Trout Almandine

Going home and preparing a lunch of fresh caught trout was one of the best tasting fish I have ever eaten. Fly fishing is challenging but also relaxing: You begin to focus only on the sound and movements of the river, and the goal to catch a fish. It is very rewarding when you actually catch one. Fly fishing takes you into beautiful natural scenes: Wading through the stream with the majestic mountain and the shafts of light penetrating through the trees really awakens your appreciation of the natural world.


Trout Almondine

Time: about 25 minutes
Yield: 4 servings


Flaky sea salt and freshly ground black pepper
2 whole trout, cleaned and deboned, or 4 trout fillets1 large pasture-raised egg
1/4 cup half-and-half, (ideally raw or pasteurized and grass-fed)
1/2 cup organic whole wheat pastry flour
¼ cup extra-virgin olive oil
4 tablespoons (1/2 stick) unsalted butter
1 cup coarsely chopped almonds
3 tablespoons lemon juice
1 tablespoon chopped fresh tarragon, thyme, parsley, or basil
Lemon wedges, for serving


Sprinkle salt and pepper in the cavity of each trout. If using fillets, season them with salt and pepper.

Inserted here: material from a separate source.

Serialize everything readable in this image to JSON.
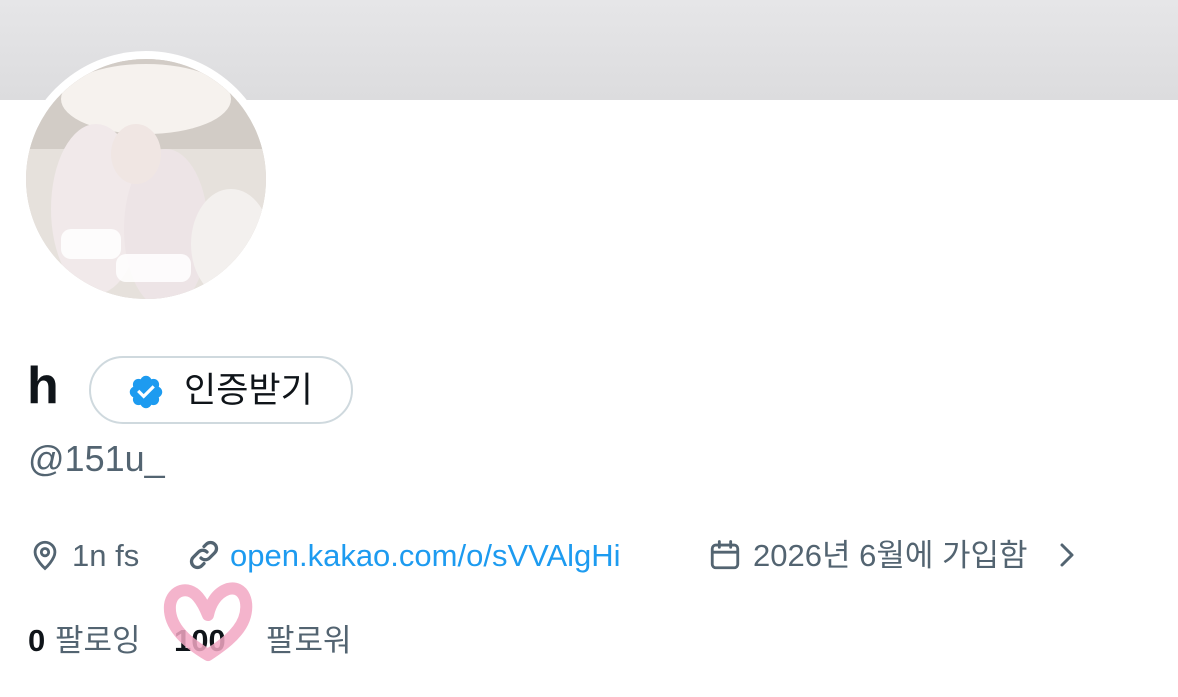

In a shallow dish, beat the egg and whisk in the half-and-half. Put the flour in another shallow dish. Dip the trout into the egg mixture and then the flour. Shake off the excess flour and set aside on a large plate.

Heat the oil in a large skillet over medium-high heat. Add the fish and cook until light brown and flaky on both sides, 6 to 8 minutes per side, depending on the thickness. Transfer the fish to a plate and cover to keep warm.

Return the pan to the heat and melt the butter. Add the almonds and sauté until golden brown. Remove from the heat and add the lemon juice and herbs. Spoon the almonds and butter sauce over the fish and serve with lemon wedges on the side.